The Full Disclosure mailing list is back on track, with Nmap’s Gordon “Fyodor” Lyon picking up the mantle put down by John Cartwright.
“Upon hearing the bad news, I immediately wrote to John offering help. He said he was through with the list, but suggested: ‘You don’t need me. If you want to start a replacement, go for it,'” he explained how the transition happened.
And, after some soul searching, he did.
“Some have argued that we no longer need a Full Disclosure list, or even that mailing lists as a concept are obsolete. They say researchers should just Tweet out links to advisories that can be hosted on Pastebin or company sites. I disagree,” he noted in the post announcing his “takeover”. “Mailing lists create a much more permanent record and their decentralized nature makes them harder to censor or quietly alter in the future.”

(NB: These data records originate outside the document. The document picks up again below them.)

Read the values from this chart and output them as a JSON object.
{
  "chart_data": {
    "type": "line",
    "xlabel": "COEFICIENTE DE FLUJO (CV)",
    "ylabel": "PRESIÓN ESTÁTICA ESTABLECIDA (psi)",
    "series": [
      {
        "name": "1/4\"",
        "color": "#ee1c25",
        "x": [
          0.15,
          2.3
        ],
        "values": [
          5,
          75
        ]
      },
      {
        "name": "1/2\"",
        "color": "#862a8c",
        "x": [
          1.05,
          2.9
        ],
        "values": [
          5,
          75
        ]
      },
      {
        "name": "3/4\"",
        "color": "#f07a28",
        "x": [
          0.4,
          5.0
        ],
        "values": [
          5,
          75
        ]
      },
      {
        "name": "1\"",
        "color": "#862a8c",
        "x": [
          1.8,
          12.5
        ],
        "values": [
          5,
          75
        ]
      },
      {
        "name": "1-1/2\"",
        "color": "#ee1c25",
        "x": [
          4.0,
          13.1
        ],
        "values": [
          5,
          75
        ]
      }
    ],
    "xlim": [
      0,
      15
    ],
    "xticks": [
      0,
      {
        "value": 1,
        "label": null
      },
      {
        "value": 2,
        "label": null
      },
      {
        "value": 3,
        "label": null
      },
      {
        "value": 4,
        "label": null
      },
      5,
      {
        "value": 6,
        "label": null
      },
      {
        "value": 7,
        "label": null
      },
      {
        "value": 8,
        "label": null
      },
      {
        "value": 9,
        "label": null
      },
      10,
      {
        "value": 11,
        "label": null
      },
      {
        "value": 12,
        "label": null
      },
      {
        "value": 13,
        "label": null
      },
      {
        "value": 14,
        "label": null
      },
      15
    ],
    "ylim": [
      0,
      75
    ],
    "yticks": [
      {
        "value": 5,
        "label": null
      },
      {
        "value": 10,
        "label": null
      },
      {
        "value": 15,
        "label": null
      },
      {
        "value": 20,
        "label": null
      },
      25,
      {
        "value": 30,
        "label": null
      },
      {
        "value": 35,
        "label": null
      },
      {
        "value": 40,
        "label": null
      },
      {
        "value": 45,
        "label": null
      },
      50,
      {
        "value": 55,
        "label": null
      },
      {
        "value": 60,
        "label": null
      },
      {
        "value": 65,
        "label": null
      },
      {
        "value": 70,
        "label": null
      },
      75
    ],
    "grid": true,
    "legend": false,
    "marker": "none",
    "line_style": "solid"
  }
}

“I’m already quite familiar with handling legal threats and removal demands (usually by ignoring them) since I run Seclists.org, which has long been the most popular archive for Full Disclosure and many other great security lists. I already maintain mail servers and Mailman software because I run various other large lists including Nmap Dev and Nmap Announce,” he explained.

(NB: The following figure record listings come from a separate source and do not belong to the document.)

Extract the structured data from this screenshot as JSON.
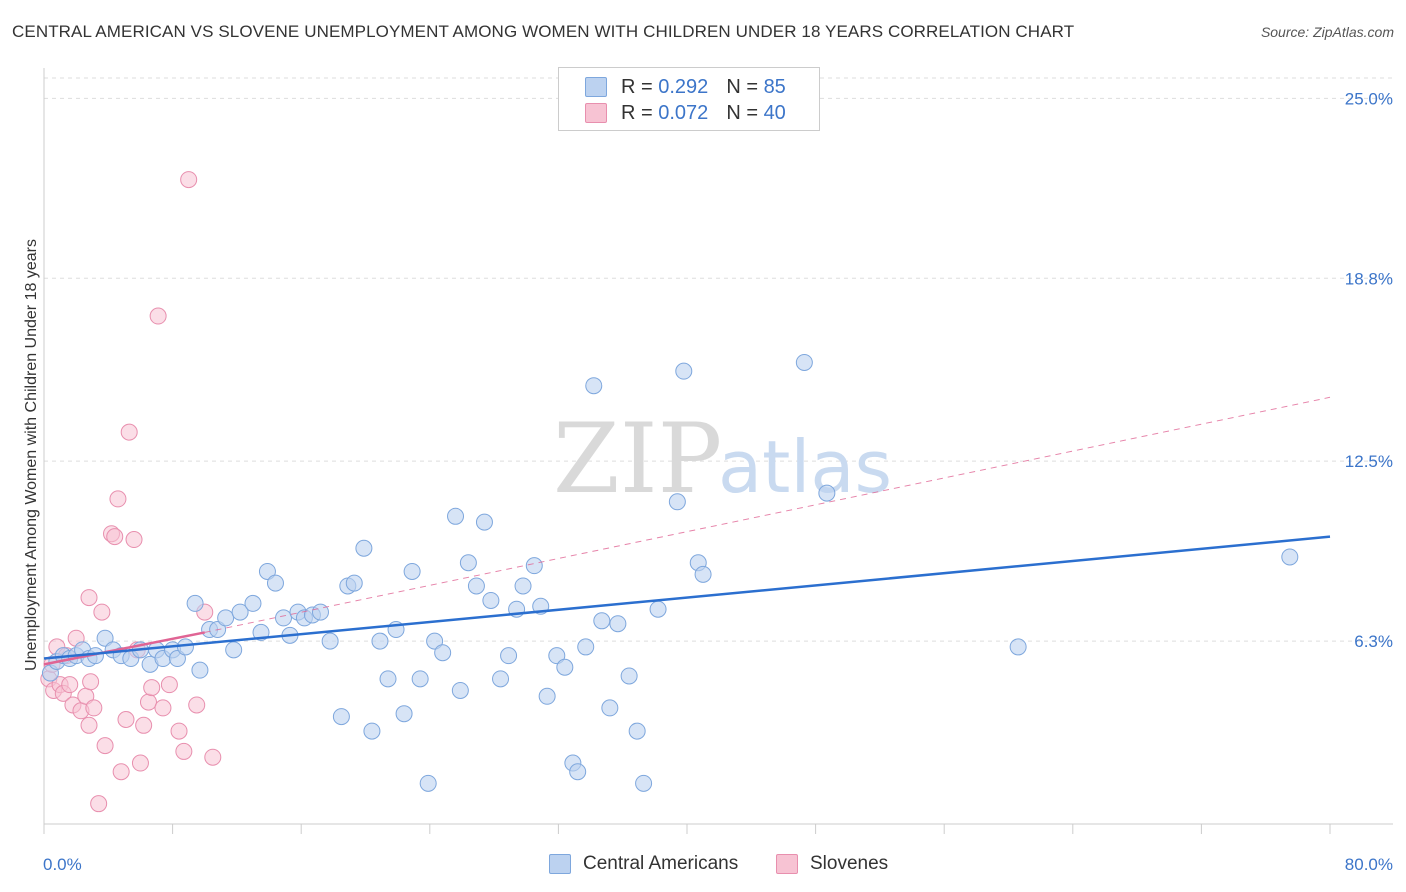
{
  "title": "CENTRAL AMERICAN VS SLOVENE UNEMPLOYMENT AMONG WOMEN WITH CHILDREN UNDER 18 YEARS CORRELATION CHART",
  "source": "Source: ZipAtlas.com",
  "watermark": {
    "zip": "ZIP",
    "atlas": "atlas"
  },
  "legend_top": [
    {
      "r_label": "R =",
      "r_value": "0.292",
      "n_label": "N =",
      "n_value": "85"
    },
    {
      "r_label": "R =",
      "r_value": "0.072",
      "n_label": "N =",
      "n_value": "40"
    }
  ],
  "chart_data": {
    "type": "scatter",
    "title": "CENTRAL AMERICAN VS SLOVENE UNEMPLOYMENT AMONG WOMEN WITH CHILDREN UNDER 18 YEARS CORRELATION CHART",
    "xlabel": "",
    "ylabel": "Unemployment Among Women with Children Under 18 years",
    "xlim": [
      0,
      80
    ],
    "ylim": [
      0,
      25.7
    ],
    "x_tick_labels": [
      "0.0%",
      "80.0%"
    ],
    "y_ticks": [
      6.3,
      12.5,
      18.8,
      25.0
    ],
    "y_tick_labels": [
      "6.3%",
      "12.5%",
      "18.8%",
      "25.0%"
    ],
    "grid": true,
    "legend_position": "bottom",
    "colors": {
      "blue_fill": "#bcd2f0",
      "blue_stroke": "#7ea7dd",
      "blue_line": "#2b6fcf",
      "pink_fill": "#f7c3d3",
      "pink_stroke": "#e88fae",
      "pink_line": "#e06494"
    },
    "series": [
      {
        "name": "Central Americans",
        "trend": {
          "x": [
            0,
            80
          ],
          "y": [
            5.7,
            9.9
          ],
          "dashed_to": null
        },
        "points": [
          [
            0.4,
            5.2
          ],
          [
            0.8,
            5.6
          ],
          [
            1.2,
            5.8
          ],
          [
            1.6,
            5.7
          ],
          [
            2,
            5.8
          ],
          [
            2.4,
            6.0
          ],
          [
            2.8,
            5.7
          ],
          [
            3.2,
            5.8
          ],
          [
            3.8,
            6.4
          ],
          [
            4.3,
            6.0
          ],
          [
            4.8,
            5.8
          ],
          [
            5.4,
            5.7
          ],
          [
            6.0,
            6.0
          ],
          [
            6.6,
            5.5
          ],
          [
            7.0,
            6.0
          ],
          [
            7.4,
            5.7
          ],
          [
            8.0,
            6.0
          ],
          [
            8.3,
            5.7
          ],
          [
            8.8,
            6.1
          ],
          [
            9.4,
            7.6
          ],
          [
            9.7,
            5.3
          ],
          [
            10.3,
            6.7
          ],
          [
            10.8,
            6.7
          ],
          [
            11.3,
            7.1
          ],
          [
            11.8,
            6.0
          ],
          [
            12.2,
            7.3
          ],
          [
            13.0,
            7.6
          ],
          [
            13.5,
            6.6
          ],
          [
            13.9,
            8.7
          ],
          [
            14.4,
            8.3
          ],
          [
            14.9,
            7.1
          ],
          [
            15.3,
            6.5
          ],
          [
            15.8,
            7.3
          ],
          [
            16.2,
            7.1
          ],
          [
            16.7,
            7.2
          ],
          [
            17.2,
            7.3
          ],
          [
            17.8,
            6.3
          ],
          [
            18.5,
            3.7
          ],
          [
            18.9,
            8.2
          ],
          [
            19.3,
            8.3
          ],
          [
            19.9,
            9.5
          ],
          [
            20.4,
            3.2
          ],
          [
            20.9,
            6.3
          ],
          [
            21.4,
            5.0
          ],
          [
            21.9,
            6.7
          ],
          [
            22.4,
            3.8
          ],
          [
            22.9,
            8.7
          ],
          [
            23.4,
            5.0
          ],
          [
            23.9,
            1.4
          ],
          [
            24.3,
            6.3
          ],
          [
            24.8,
            5.9
          ],
          [
            25.6,
            10.6
          ],
          [
            25.9,
            4.6
          ],
          [
            26.4,
            9.0
          ],
          [
            26.9,
            8.2
          ],
          [
            27.4,
            10.4
          ],
          [
            27.8,
            7.7
          ],
          [
            28.4,
            5.0
          ],
          [
            28.9,
            5.8
          ],
          [
            29.4,
            7.4
          ],
          [
            29.8,
            8.2
          ],
          [
            30.5,
            8.9
          ],
          [
            30.9,
            7.5
          ],
          [
            31.3,
            4.4
          ],
          [
            31.9,
            5.8
          ],
          [
            32.4,
            5.4
          ],
          [
            32.9,
            2.1
          ],
          [
            33.2,
            1.8
          ],
          [
            33.7,
            6.1
          ],
          [
            34.2,
            15.1
          ],
          [
            34.7,
            7.0
          ],
          [
            35.2,
            4.0
          ],
          [
            35.7,
            6.9
          ],
          [
            36.4,
            5.1
          ],
          [
            36.9,
            3.2
          ],
          [
            37.3,
            1.4
          ],
          [
            38.2,
            7.4
          ],
          [
            39.4,
            11.1
          ],
          [
            39.8,
            15.6
          ],
          [
            40.7,
            9.0
          ],
          [
            41.0,
            8.6
          ],
          [
            47.3,
            15.9
          ],
          [
            48.7,
            11.4
          ],
          [
            60.6,
            6.1
          ],
          [
            77.5,
            9.2
          ]
        ]
      },
      {
        "name": "Slovenes",
        "trend": {
          "x": [
            0,
            10
          ],
          "y": [
            5.5,
            6.6
          ],
          "dashed_to": [
            80,
            14.7
          ]
        },
        "points": [
          [
            0.3,
            5.0
          ],
          [
            0.5,
            5.5
          ],
          [
            0.6,
            4.6
          ],
          [
            0.8,
            6.1
          ],
          [
            1.0,
            4.8
          ],
          [
            1.2,
            4.5
          ],
          [
            1.4,
            5.8
          ],
          [
            1.6,
            4.8
          ],
          [
            1.8,
            4.1
          ],
          [
            2.0,
            6.4
          ],
          [
            2.3,
            3.9
          ],
          [
            2.6,
            4.4
          ],
          [
            2.8,
            3.4
          ],
          [
            2.8,
            7.8
          ],
          [
            2.9,
            4.9
          ],
          [
            3.1,
            4.0
          ],
          [
            3.4,
            0.7
          ],
          [
            3.6,
            7.3
          ],
          [
            3.8,
            2.7
          ],
          [
            4.2,
            10.0
          ],
          [
            4.4,
            9.9
          ],
          [
            4.6,
            11.2
          ],
          [
            4.8,
            1.8
          ],
          [
            5.1,
            3.6
          ],
          [
            5.3,
            13.5
          ],
          [
            5.6,
            9.8
          ],
          [
            5.8,
            6.0
          ],
          [
            6.0,
            2.1
          ],
          [
            6.2,
            3.4
          ],
          [
            6.5,
            4.2
          ],
          [
            6.7,
            4.7
          ],
          [
            7.1,
            17.5
          ],
          [
            7.4,
            4.0
          ],
          [
            7.8,
            4.8
          ],
          [
            8.4,
            3.2
          ],
          [
            8.7,
            2.5
          ],
          [
            9.0,
            22.2
          ],
          [
            9.5,
            4.1
          ],
          [
            10.0,
            7.3
          ],
          [
            10.5,
            2.3
          ]
        ]
      }
    ]
  },
  "legend_bottom": [
    "Central Americans",
    "Slovenes"
  ]
}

Previous members of the mailing list are asked to subscribe again, and new are welcome, as the list starts afresh.
“The new list must be run by and for the security community in a vendor-neutral fashion. It will be lightly moderated like the old list, and a volunteer moderation team will be chosen from the active users. As before, this will be a public forum for detailed discussion of vulnerabilities and exploitation techniques, as well as tools, papers, news, and events of interest to the community.” Fyodor clarified.
He also added that vendor legal intimidation and censorship attempts won’t be tolerated.